[ntp:questions] NTP Drifts +ve and -ve
unruh-spam at physics.ubc.ca
Wed Aug 20 22:42:26 UTC 2008
"Maarten Wiltink" <maarten at kittensandcats.net> writes:
>"Unruh" <unruh-spam at physics.ubc.ca> wrote in message
>news:yoWqk.8851$%b7.4796 at edtnps82...
>> [...] (actually since it is
>> a second order critically damped system, this is not really accurate. The
>> correction action goes to zero faster than that, overshots by something
>> like 20% and then comes back to zero). ...
>Never thought I'd be picking nits about this, but isn't that a strongly
>damped system? ISTR critical damping being defined as not overshooting.
A critically damped system is one whose solution is (A+Bt) e^(-gt)
If B is negative it overshoots. If B is 0 it approaches 0 as rapidly as
possible. If B is positive it may actually increase before it decreases.

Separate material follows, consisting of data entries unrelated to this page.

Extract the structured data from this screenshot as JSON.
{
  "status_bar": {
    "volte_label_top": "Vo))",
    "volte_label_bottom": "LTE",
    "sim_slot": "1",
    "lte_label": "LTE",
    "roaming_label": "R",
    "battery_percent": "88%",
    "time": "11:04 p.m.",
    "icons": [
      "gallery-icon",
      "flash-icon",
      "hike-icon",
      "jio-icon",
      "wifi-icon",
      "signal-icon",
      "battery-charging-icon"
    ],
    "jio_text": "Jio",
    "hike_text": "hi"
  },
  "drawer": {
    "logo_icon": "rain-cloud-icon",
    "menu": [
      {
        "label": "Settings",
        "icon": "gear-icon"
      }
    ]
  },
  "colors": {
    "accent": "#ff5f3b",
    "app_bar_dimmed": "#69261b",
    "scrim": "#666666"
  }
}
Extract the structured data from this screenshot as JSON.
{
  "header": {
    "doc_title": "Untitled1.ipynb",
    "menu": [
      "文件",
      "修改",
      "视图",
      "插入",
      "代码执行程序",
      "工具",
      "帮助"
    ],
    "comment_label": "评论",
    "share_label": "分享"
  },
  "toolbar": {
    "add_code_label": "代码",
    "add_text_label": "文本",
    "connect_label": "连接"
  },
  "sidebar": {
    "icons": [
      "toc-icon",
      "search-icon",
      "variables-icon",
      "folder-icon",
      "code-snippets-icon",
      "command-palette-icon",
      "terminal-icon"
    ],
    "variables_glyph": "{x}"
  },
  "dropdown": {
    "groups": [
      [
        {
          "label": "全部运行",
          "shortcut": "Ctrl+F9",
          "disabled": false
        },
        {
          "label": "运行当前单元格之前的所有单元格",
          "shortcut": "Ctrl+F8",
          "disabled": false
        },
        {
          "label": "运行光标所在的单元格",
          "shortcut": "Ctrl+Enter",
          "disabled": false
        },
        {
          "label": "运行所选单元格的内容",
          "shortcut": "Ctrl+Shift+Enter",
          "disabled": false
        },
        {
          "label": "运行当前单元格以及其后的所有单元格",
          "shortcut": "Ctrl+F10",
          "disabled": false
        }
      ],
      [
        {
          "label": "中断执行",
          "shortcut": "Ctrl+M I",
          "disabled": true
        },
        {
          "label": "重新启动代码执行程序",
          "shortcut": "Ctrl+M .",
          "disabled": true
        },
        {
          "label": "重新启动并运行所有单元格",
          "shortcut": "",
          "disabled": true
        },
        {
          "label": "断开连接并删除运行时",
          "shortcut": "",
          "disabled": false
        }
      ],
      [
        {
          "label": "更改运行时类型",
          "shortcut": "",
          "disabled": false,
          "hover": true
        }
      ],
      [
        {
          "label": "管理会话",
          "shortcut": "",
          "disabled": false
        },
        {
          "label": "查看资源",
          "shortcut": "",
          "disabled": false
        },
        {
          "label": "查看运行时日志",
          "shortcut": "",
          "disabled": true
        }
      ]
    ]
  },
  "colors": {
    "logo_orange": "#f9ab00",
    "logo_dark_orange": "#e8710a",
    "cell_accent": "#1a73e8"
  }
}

My vague recollection is tha tthe parameters were chosen for ntp to be
critically damped, but the initial conditions are in general such that B is
negative. An underdamped system will always have oscillations (infinitely
many but decreasing in amplitude. A critically or overdamped system can
overshoot as well, but has the problem that in general it approaches
equilibrium more slowly than a critically damped one.